AUTHOR=Lam Sai-Kit , Zhang Yuanpeng , Zhang Jiang , Li Bing , Sun Jia-Chen , Liu Carol Yee-Tung , Chou Pak-Hei , Teng Xinzhi , Ma Zong-Rui , Ni Rui-Yan , Zhou Ta , Peng Tao , Xiao Hao-Nan , Li Tian , Ren Ge , Cheung Andy Lai-Yin , Lee Francis Kar-Ho , Yip Celia Wai-Yi , Au Kwok-Hung , Lee Victor Ho-Fun , Chang Amy Tien-Yee , Chan Lawrence Wing-Chi , Cai Jing TITLE=Multi-Organ Omics-Based Prediction for Adaptive Radiation Therapy Eligibility in Nasopharyngeal Carcinoma Patients Undergoing Concurrent Chemoradiotherapy JOURNAL=Frontiers in Oncology VOLUME=11 YEAR=2022 URL=https://www.frontiersin.org/journals/oncology/articles/10.3389/fonc.2021.792024 DOI=10.3389/fonc.2021.792024 ISSN=2234-943X ABSTRACT=Purpose

To investigate the role of different multi-organ omics-based prediction models for pre-treatment prediction of Adaptive Radiotherapy (ART) eligibility in patients with nasopharyngeal carcinoma (NPC).

Methods and Materials

Pre-treatment contrast-enhanced computed tomographic and magnetic resonance images, radiotherapy dose and contour data of 135 NPC patients treated at Hong Kong Queen Elizabeth Hospital were retrospectively analyzed for extraction of multi-omics features, namely Radiomics (R), Morphology (M), Dosiomics (D), and Contouromics (C), from a total of eight organ structures. During model development, patient cohort was divided into a training set and a hold-out test set in a ratio of 7 to 3 via 20 iterations.

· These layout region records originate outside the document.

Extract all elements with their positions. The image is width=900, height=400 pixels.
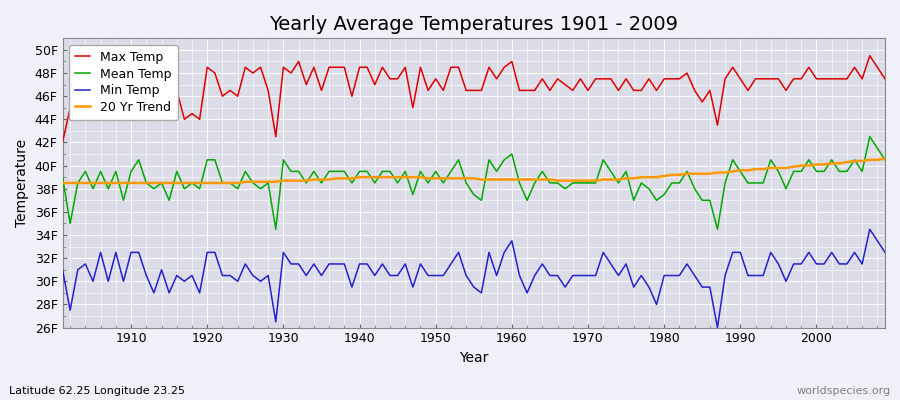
Legend: Max Temp, Mean Temp, Min Temp, 20 Yr Trend: Max Temp, Mean Temp, Min Temp, 20 Yr Tre… [68, 44, 178, 120]
Max Temp [598, 76, 608, 81]
Max Temp [285, 71, 296, 76]
20 Yr Trend [331, 176, 342, 181]
Mean Temp [270, 227, 281, 232]
Line: 20 Yr Trend: 20 Yr Trend [62, 159, 885, 183]
Max Temp [864, 53, 875, 58]
Min Temp [118, 279, 129, 284]
Title: Yearly Average Temperatures 1901 - 2009: Yearly Average Temperatures 1901 - 2009 [269, 15, 679, 34]
Mean Temp [507, 152, 517, 156]
Max Temp [507, 59, 517, 64]
Mean Temp [293, 169, 304, 174]
Min Temp [499, 250, 509, 255]
Mean Temp [879, 158, 890, 162]
20 Yr Trend [285, 178, 296, 183]
Mean Temp [118, 198, 129, 203]
Mean Temp [514, 180, 525, 185]
Line: Min Temp: Min Temp [62, 229, 885, 328]
Min Temp [285, 262, 296, 266]
Min Temp [864, 227, 875, 232]
X-axis label: Year: Year [459, 351, 489, 365]
Min Temp [598, 250, 608, 255]
Max Temp [331, 65, 342, 70]
Max Temp [118, 94, 129, 98]
20 Yr Trend [118, 180, 129, 185]
20 Yr Trend [57, 180, 68, 185]
Mean Temp [57, 175, 68, 180]
Max Temp [57, 140, 68, 145]
Min Temp [879, 250, 890, 255]
Min Temp [57, 267, 68, 272]
Min Temp [331, 262, 342, 266]
Min Temp [507, 238, 517, 243]
Y-axis label: Temperature: Temperature [15, 139, 29, 227]
Mean Temp [339, 169, 350, 174]
Mean Temp [864, 134, 875, 139]
Text: worldspecies.org: worldspecies.org [796, 386, 891, 396]
Line: Max Temp: Max Temp [62, 56, 885, 142]
20 Yr Trend [507, 177, 517, 182]
Line: Mean Temp: Mean Temp [62, 137, 885, 229]
20 Yr Trend [598, 177, 608, 182]
20 Yr Trend [879, 156, 890, 161]
Text: Latitude 62.25 Longitude 23.25: Latitude 62.25 Longitude 23.25 [9, 386, 185, 396]
Max Temp [499, 65, 509, 70]
Min Temp [712, 325, 723, 330]
20 Yr Trend [499, 177, 509, 182]
Max Temp [879, 76, 890, 81]
Mean Temp [606, 169, 616, 174]
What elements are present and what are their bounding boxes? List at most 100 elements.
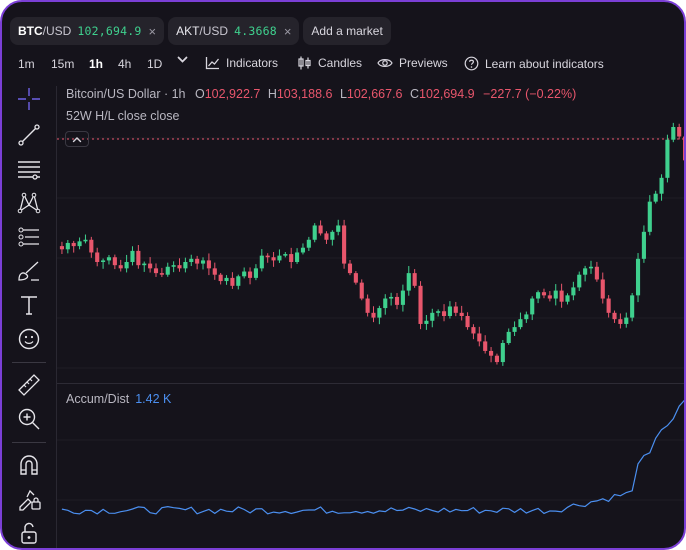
lock-drawings-icon xyxy=(19,489,41,511)
overlay-indicator-label[interactable]: 52W H/L close close xyxy=(66,109,180,123)
candle-body xyxy=(289,254,294,262)
candle-body xyxy=(418,285,423,324)
emoji-tool[interactable] xyxy=(16,326,42,352)
candle-body xyxy=(412,273,417,286)
candle-body xyxy=(130,250,135,262)
timeframe-1d[interactable]: 1D xyxy=(147,57,163,71)
candle-body xyxy=(624,317,629,324)
candle-body xyxy=(189,258,194,262)
previews-button[interactable]: Previews xyxy=(377,56,448,70)
candle-body xyxy=(171,265,176,267)
candle-body xyxy=(253,268,258,278)
price-chart[interactable]: Bitcoin/US Dollar · 1h O102,922.7 H103,1… xyxy=(57,80,686,550)
tab-quote: /USD xyxy=(42,24,72,38)
candle-body xyxy=(271,257,276,261)
ruler-tool[interactable] xyxy=(16,372,42,398)
candle-body xyxy=(559,290,564,302)
candle-body xyxy=(359,282,364,299)
high-value: 103,188.6 xyxy=(276,87,333,101)
chart-canvas[interactable] xyxy=(57,80,686,550)
candle-body xyxy=(424,320,429,324)
indicator-name: Accum/Dist xyxy=(66,392,130,406)
trend-line-icon xyxy=(18,124,40,146)
add-market-button[interactable]: Add a market xyxy=(303,17,391,45)
candle-body xyxy=(218,274,223,282)
candle-body xyxy=(389,296,394,299)
candle-body xyxy=(536,292,541,299)
accum-dist-line xyxy=(61,399,684,515)
candle-body xyxy=(183,262,188,269)
collapse-legend-button[interactable] xyxy=(65,131,89,147)
candle-body xyxy=(89,239,94,253)
open-value: 102,922.7 xyxy=(204,87,261,101)
instrument-name: Bitcoin/US Dollar · 1h xyxy=(66,87,186,101)
zoom-in-tool[interactable] xyxy=(16,406,42,432)
candle-body xyxy=(371,312,376,318)
horizontal-lines-tool[interactable] xyxy=(16,156,42,182)
candle-body xyxy=(136,250,141,266)
candle-body xyxy=(306,239,311,248)
pane-divider[interactable] xyxy=(57,383,684,384)
candles-icon xyxy=(298,56,311,70)
help-icon xyxy=(464,56,479,71)
candle-body xyxy=(612,312,617,320)
candle-body xyxy=(465,316,470,328)
learn-indicators-link[interactable]: Learn about indicators xyxy=(464,56,604,71)
candle-body xyxy=(506,331,511,343)
candle-body xyxy=(177,265,182,269)
candle-body xyxy=(112,257,117,266)
candle-body xyxy=(236,276,241,286)
market-tab-btc[interactable]: BTC/USD 102,694.9 × xyxy=(10,17,165,45)
timeframe-dropdown[interactable] xyxy=(177,56,188,64)
candle-body xyxy=(606,298,611,313)
timeframe-15m[interactable]: 15m xyxy=(51,57,75,71)
candle-body xyxy=(600,279,605,299)
candle-body xyxy=(106,257,112,261)
candle-body xyxy=(101,260,106,262)
open-label: O xyxy=(194,87,205,101)
indicators-icon xyxy=(205,57,220,70)
indicators-label: Indicators xyxy=(226,56,279,70)
unlock-tool[interactable] xyxy=(16,520,42,546)
indicators-button[interactable]: Indicators xyxy=(205,56,278,70)
chevron-up-icon xyxy=(72,136,82,142)
candle-body xyxy=(242,271,247,277)
candles-label: Candles xyxy=(318,56,363,70)
toolbar-divider xyxy=(12,362,46,363)
timeframe-4h[interactable]: 4h xyxy=(118,57,132,71)
crosshair-tool[interactable] xyxy=(16,86,42,112)
close-label: C xyxy=(409,87,420,101)
market-tab-akt[interactable]: AKT/USD 4.3668 × xyxy=(168,17,300,45)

Four single-omics models (R, M, D, C) and four multi-omics models (RD, RC, RM, RMDC) were developed on the training data using Ridge and Multi-Kernel Learning (MKL) algorithm, respectively, under 10-fold cross validation, and evaluated on hold-out test data using average area under the receiver-operator-characteristics curve (AUC). The best-performing single-omics model was first determined by comparing the AUC distribution across the 20 iterations among the four single-omics models using two-sided student t-test, which was then retrained using MKL algorithm for a fair comparison with the four multi-omics models.

Results

The R model significantly outperformed all other three single-omics models (all p-value<0.0001), achieving an average AUC of 0.942 (95%CI: 0.938-0.946) and 0.918 (95%CI: 0.903-0.933) in training and hold-out test set, respectively. When trained with MKL, the R model (R_MKL) yielded an increased AUC of 0.984 (95%CI: 0.981-0.988) and 0.927 (95%CI: 0.905-0.948) in training and hold-out test set respectively, while demonstrating no significant difference as compared to all studied multi-omics models in the hold-out test sets. Intriguingly, Radiomic features accounted for the majority of the final selected features, ranging from 64% to 94%, in all the studied multi-omics models.

Conclusions

Among all the studied models, the Radiomic model was found to play a dominant role for ART eligibility in NPC patients, and Radiomic features accounted for the largest proportion of features in all the multi-omics models.